Я снова взял карандаш, перевернул, постучал тыльной стороной по тетради. Раз, ещё раз.

Серёга Хрящев. Семнадцать. Десятый класс в соседнем селе — у них своя школа, маленькая, на сорок дворов. Я его видел у магазина один раз — высокий, тонкий, в стоптанных кирзачах. Не на отца. Мать у него умерла в восемьдесят первом — рак, быстро. С тех пор — со стариком вдвоём, в полупустом доме, на той же улице, где Геннадий Антонович пятнадцать лет был хозяином.

— Хочешь — я с ней поговорю.

— Не хочу.

— Тогда что.

— Я к тебе пришла не за разрешением, Павел. Я к тебе пришла, чтобы ты знал. Чтобы ты не услышал это первый раз от Антонины или, не дай Бог, на партсобрании.

Она помолчала. Сложила платок на коленях вчетверо. По диагонали — у неё этот жест всегда означал «ещё не всё».
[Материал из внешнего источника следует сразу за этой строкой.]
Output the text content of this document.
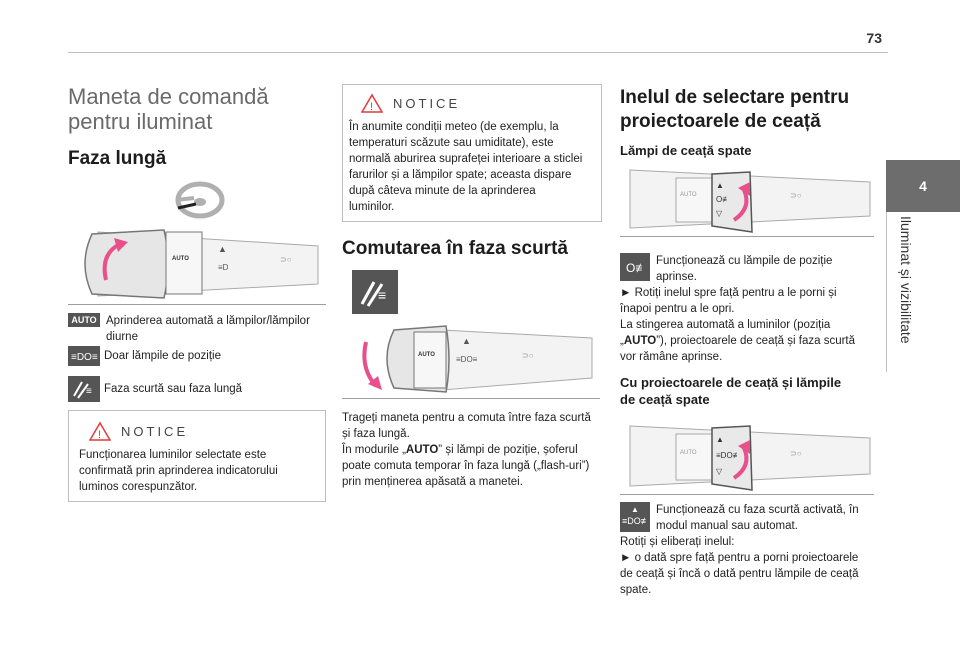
73
4
Iluminat și vizibilitate
Maneta de comandă
pentru iluminat
Faza lungă
AUTO
▲
≡D
⊃○
AUTO Aprinderea automată a lămpilor/lămpilor
diurne
≡DO≡ Doar lămpile de poziție
≡ Faza scurtă sau faza lungă
! NOTICE
Funcționarea luminilor selectate este
confirmată prin aprinderea indicatorului
luminos corespunzător.
! NOTICE
În anumite condiții meteo (de exemplu, la
temperaturi scăzute sau umiditate), este
normală aburirea suprafeței interioare a sticlei
farurilor și a lămpilor spate; aceasta dispare
după câteva minute de la aprinderea
luminilor.
Comutarea în faza scurtă
≡
AUTO
▲
≡DO≡	⊃○
Trageți maneta pentru a comuta între faza scurtă
și faza lungă.
În modurile „AUTO” și lămpi de poziție, șoferul
poate comuta temporar în faza lungă („flash-uri”)
prin menținerea apăsată a manetei.
Inelul de selectare pentru
proiectoarele de ceață
Lămpi de ceață spate
AUTO
▲
O≢
▽
⊃○
O≢ Funcționează cu lămpile de poziție
aprinse.
► Rotiți inelul spre față pentru a le porni și
înapoi pentru a le opri.
La stingerea automată a luminilor (poziția
„AUTO”), proiectoarele de ceață și faza scurtă
vor rămâne aprinse.
Cu proiectoarele de ceață și lămpile
de ceață spate
AUTO
▲
≡DO≢
▽
⊃○
▲
≡DO≢
Funcționează cu faza scurtă activată, în
modul manual sau automat.
Rotiți și eliberați inelul:
► o dată spre față pentru a porni proiectoarele
de ceață și încă o dată pentru lămpile de ceață
spate.
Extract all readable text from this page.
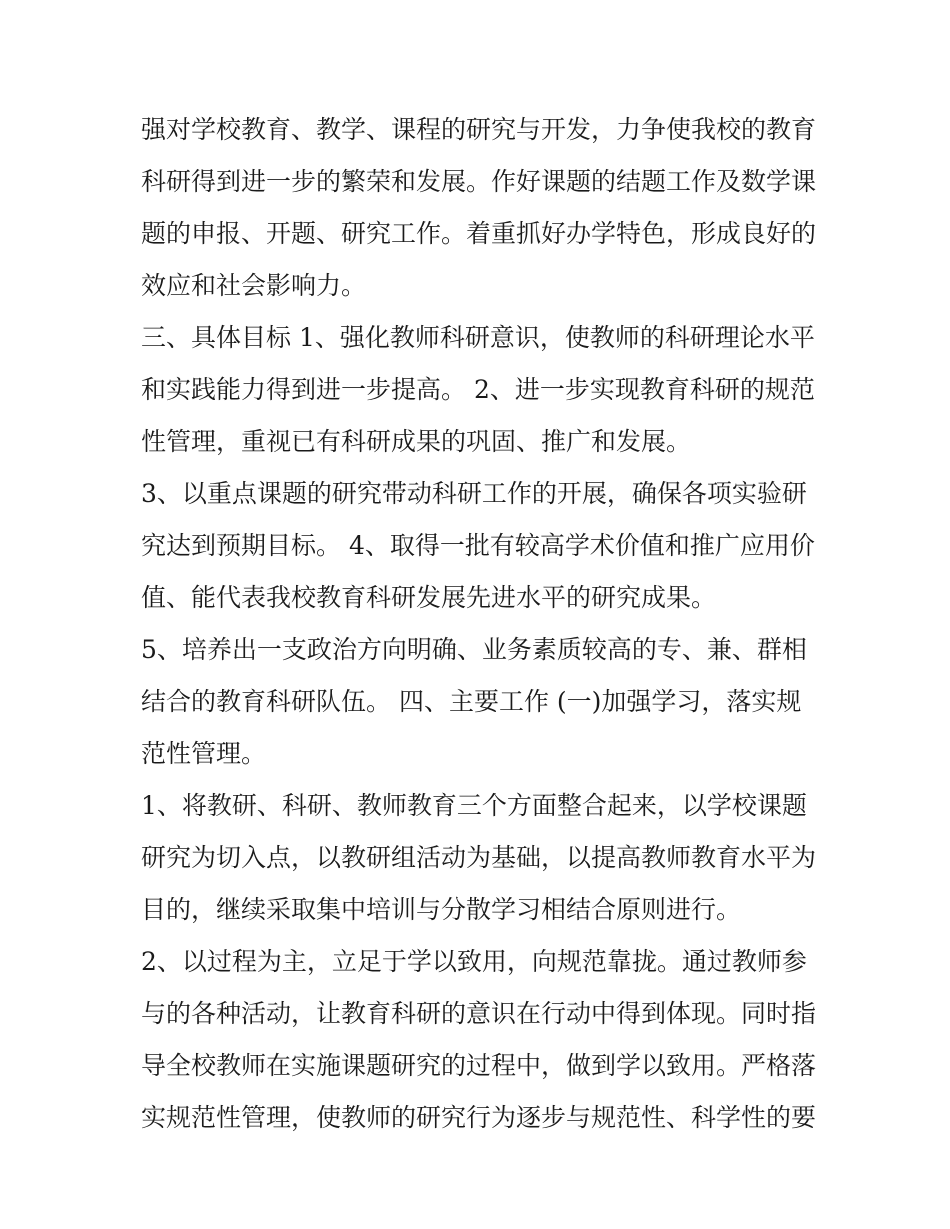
强对学校教育、教学、课程的研究与开发，力争使我校的教育
科研得到进一步的繁荣和发展。作好课题的结题工作及数学课
题的申报、开题、研究工作。着重抓好办学特色，形成良好的
效应和社会影响力。

三、具体目标 1、强化教师科研意识，使教师的科研理论水平
和实践能力得到进一步提高。 2、进一步实现教育科研的规范
性管理，重视已有科研成果的巩固、推广和发展。

3、以重点课题的研究带动科研工作的开展，确保各项实验研
究达到预期目标。 4、取得一批有较高学术价值和推广应用价
值、能代表我校教育科研发展先进水平的研究成果。

5、培养出一支政治方向明确、业务素质较高的专、兼、群相
结合的教育科研队伍。 四、主要工作 (一)加强学习，落实规
范性管理。

1、将教研、科研、教师教育三个方面整合起来，以学校课题
研究为切入点，以教研组活动为基础，以提高教师教育水平为
目的，继续采取集中培训与分散学习相结合原则进行。

2、以过程为主，立足于学以致用，向规范靠拢。通过教师参
与的各种活动，让教育科研的意识在行动中得到体现。同时指
导全校教师在实施课题研究的过程中，做到学以致用。严格落
实规范性管理，使教师的研究行为逐步与规范性、科学性的要
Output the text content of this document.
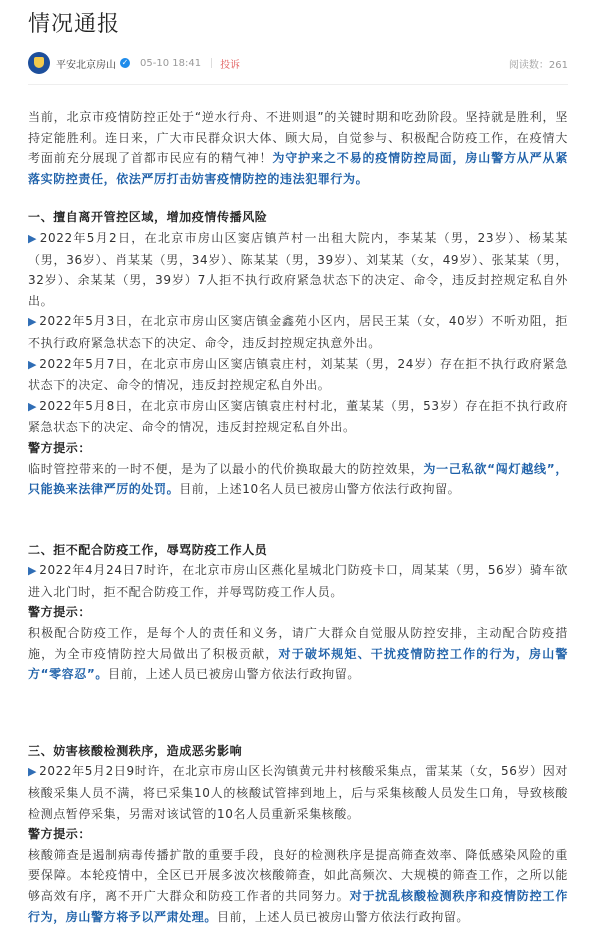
情况通报
平安北京房山 ✓ 05-10 18:41 投诉	阅读数：261

当前，北京市疫情防控正处于“逆水行舟、不进则退”的关键时期和吃劲阶段。坚持就是胜利，坚持定能胜利。连日来，广大市民群众识大体、顾大局，自觉参与、积极配合防疫工作，在疫情大考面前充分展现了首都市民应有的精气神！为守护来之不易的疫情防控局面，房山警方从严从紧落实防控责任，依法严厉打击妨害疫情防控的违法犯罪行为。

一、擅自离开管控区域，增加疫情传播风险

▶ 2022年5月2日，在北京市房山区窦店镇芦村一出租大院内，李某某（男，23岁）、杨某某（男，36岁）、肖某某（男，34岁）、陈某某（男，39岁）、刘某某（女，49岁）、张某某（男，32岁）、余某某（男，39岁）7人拒不执行政府紧急状态下的决定、命令，违反封控规定私自外出。

▶ 2022年5月3日，在北京市房山区窦店镇金鑫苑小区内，居民王某（女，40岁）不听劝阻，拒不执行政府紧急状态下的决定、命令，违反封控规定执意外出。

▶ 2022年5月7日，在北京市房山区窦店镇袁庄村，刘某某（男，24岁）存在拒不执行政府紧急状态下的决定、命令的情况，违反封控规定私自外出。

▶ 2022年5月8日，在北京市房山区窦店镇袁庄村村北，董某某（男，53岁）存在拒不执行政府紧急状态下的决定、命令的情况，违反封控规定私自外出。

警方提示：

临时管控带来的一时不便，是为了以最小的代价换取最大的防控效果，为一己私欲“闯灯越线”，只能换来法律严厉的处罚。目前，上述10名人员已被房山警方依法行政拘留。

二、拒不配合防疫工作，辱骂防疫工作人员

▶ 2022年4月24日7时许，在北京市房山区燕化星城北门防疫卡口，周某某（男，56岁）骑车欲进入北门时，拒不配合防疫工作，并辱骂防疫工作人员。

警方提示：

积极配合防疫工作，是每个人的责任和义务，请广大群众自觉服从防控安排，主动配合防疫措施，为全市疫情防控大局做出了积极贡献，对于破坏规矩、干扰疫情防控工作的行为，房山警方“零容忍”。目前，上述人员已被房山警方依法行政拘留。

三、妨害核酸检测秩序，造成恶劣影响

▶ 2022年5月2日9时许，在北京市房山区长沟镇黄元井村核酸采集点，雷某某（女，56岁）因对核酸采集人员不满，将已采集10人的核酸试管摔到地上，后与采集核酸人员发生口角，导致核酸检测点暂停采集，另需对该试管的10名人员重新采集核酸。

警方提示：

核酸筛查是遏制病毒传播扩散的重要手段，良好的检测秩序是提高筛查效率、降低感染风险的重要保障。本轮疫情中，全区已开展多波次核酸筛查，如此高频次、大规模的筛查工作，之所以能够高效有序，离不开广大群众和防疫工作者的共同努力。对于扰乱核酸检测秩序和疫情防控工作行为，房山警方将予以严肃处理。目前，上述人员已被房山警方依法行政拘留。
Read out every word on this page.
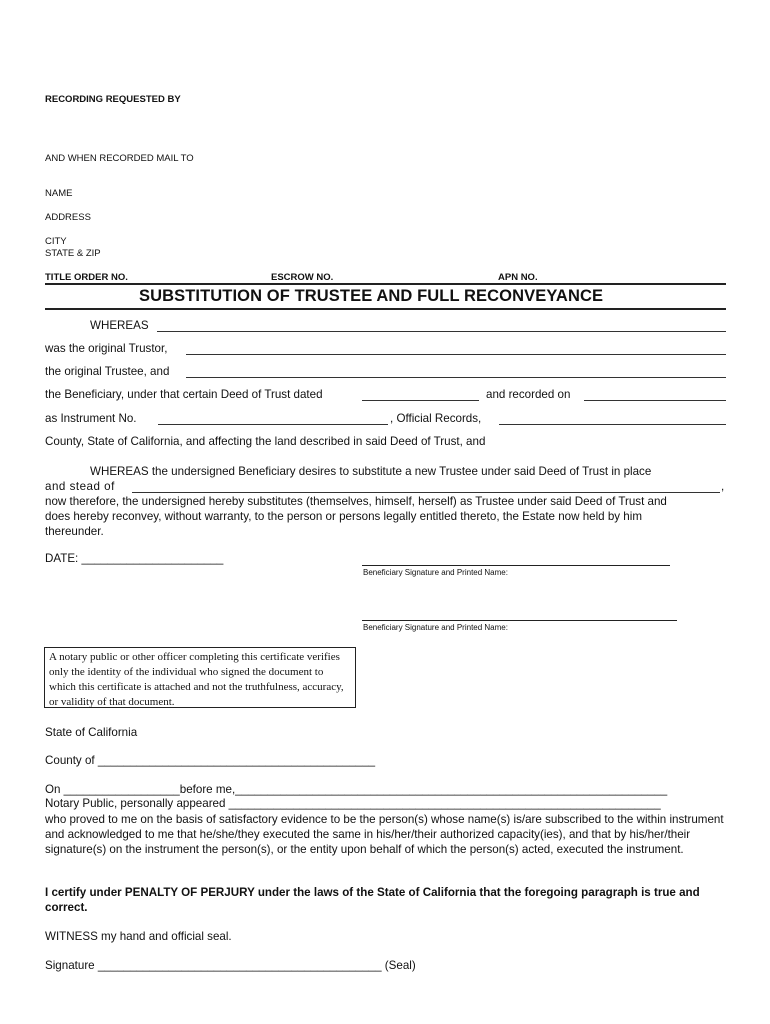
RECORDING REQUESTED BY
AND WHEN RECORDED MAIL TO
NAME
ADDRESS
CITY
STATE & ZIP
TITLE ORDER NO.	ESCROW NO.	APN NO.
SUBSTITUTION OF TRUSTEE AND FULL RECONVEYANCE
WHEREAS
was the original Trustor,
the original Trustee, and
the Beneficiary, under that certain Deed of Trust dated	and recorded on
as Instrument No.	, Official Records,
County, State of California, and affecting the land described in said Deed of Trust, and
WHEREAS the undersigned Beneficiary desires to substitute a new Trustee under said Deed of Trust in place
and stead of	,
now therefore, the undersigned hereby substitutes (themselves, himself, herself) as Trustee under said Deed of Trust and
does hereby reconvey, without warranty, to the person or persons legally entitled thereto, the Estate now held by him
thereunder.
DATE: ______________________
Beneficiary Signature and Printed Name:
Beneficiary Signature and Printed Name:
A notary public or other officer completing this certificate verifies only the identity of the individual who signed the document to which this certificate is attached and not the truthfulness, accuracy, or validity of that document.
State of California
County of ___________________________________________
On __________________before me,___________________________________________________________________
Notary Public, personally appeared ___________________________________________________________________
who proved to me on the basis of satisfactory evidence to be the person(s) whose name(s) is/are subscribed to the within instrument and acknowledged to me that he/she/they executed the same in his/her/their authorized capacity(ies), and that by his/her/their signature(s) on the instrument the person(s), or the entity upon behalf of which the person(s) acted, executed the instrument.
I certify under PENALTY OF PERJURY under the laws of the State of California that the foregoing paragraph is true and correct.
WITNESS my hand and official seal.
Signature ____________________________________________ (Seal)
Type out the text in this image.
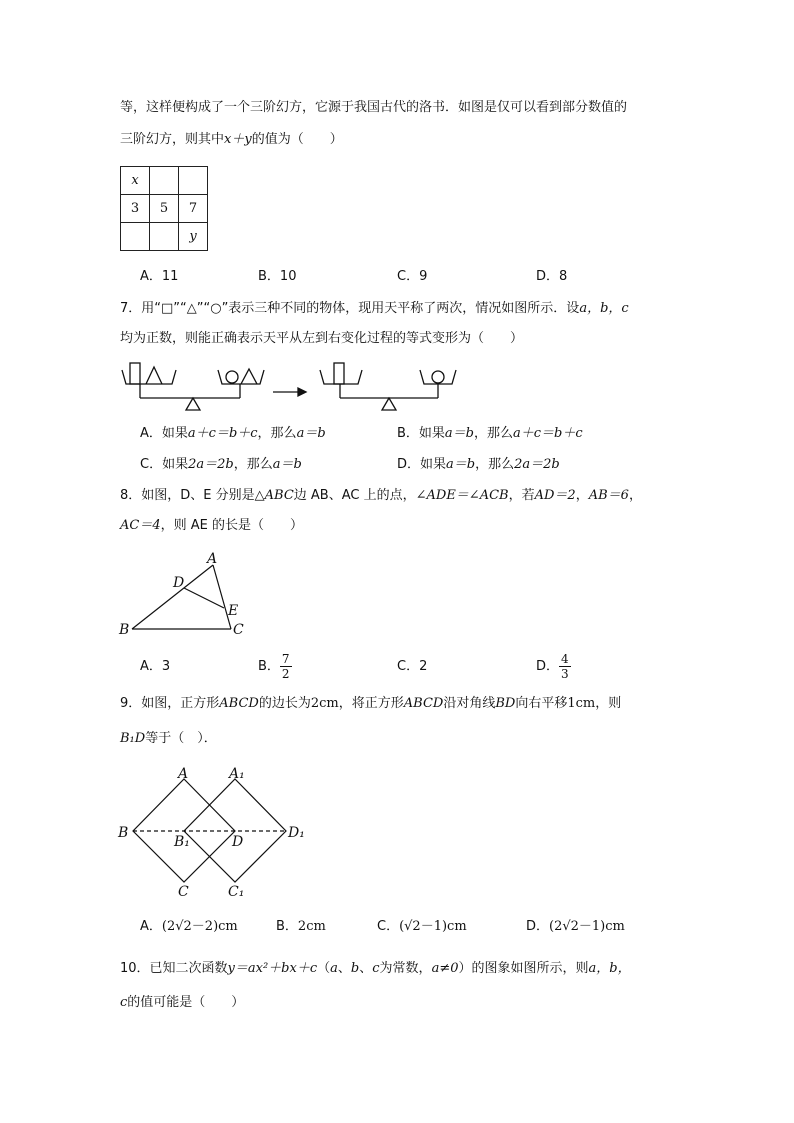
等，这样便构成了一个三阶幻方，它源于我国古代的洛书．如图是仅可以看到部分数值的
三阶幻方，则其中x＋y的值为（　　）
x		
3	5	7
		y
A．11	B．10	C．9	D．8
7．用“□”“△”“○”表示三种不同的物体，现用天平称了两次，情况如图所示．设a，b，c
均为正数，则能正确表示天平从左到右变化过程的等式变形为（　　）
A．如果a＋c＝b＋c，那么a＝b	B．如果a＝b，那么a＋c＝b＋c
C．如果2a＝2b，那么a＝b	D．如果a＝b，那么2a＝2b
8．如图，D、E 分别是△ABC边 AB、AC 上的点，∠ADE＝∠ACB，若AD＝2，AB＝6，
AC＝4，则 AE 的长是（　　）
A
B	C
D
E
A．3	B． $\frac{7}{2}$	C．2	D． $\frac{4}{3}$
9．如图，正方形ABCD的边长为2cm，将正方形ABCD沿对角线BD向右平移1cm，则
B₁D等于（　）．
A	A₁
B
B₁	D
D₁
C	C₁
A．(2√2－2)cm	B．2cm	C．(√2－1)cm	D．(2√2－1)cm
10．已知二次函数y＝ax²＋bx＋c（a、b、c为常数，a≠0）的图象如图所示，则a，b，
c的值可能是（　　）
— И ещё. Геннадий Антонович — узнал.

— Когда.

— Вчера. Машка та же — заехала к нему за подписью на пенсионной квитанции, увидела отца Серёжки на крыльце, не выдержала. Машка баба хорошая, но язык у неё на колёсах. Он молчал, она сказала: «Вы не расстраивайтесь, Геннадий Антонович, может, ничего страшного, Дороховы — люди приличные». Бабьим тоном. Геннадий Антонович ничего, говорят, не ответил. Закрыл за ней калитку.

Я понимал, какого ответа она ждёт. И понимал, что говорить вслух его сейчас нельзя — ни ей, ни себе.

Хрящев попытается. Это первое, что я подумал, ровно и без злости. Восемь лет молчания, четыре года пенсии, выгоревшего сарая, неубранного крыльца. И вдруг у его сына — моя дочь. Это не вопрос морали; это вопрос рычага. У сломанных людей рычаги иногда лежат там, где живой человек их даже не ищет.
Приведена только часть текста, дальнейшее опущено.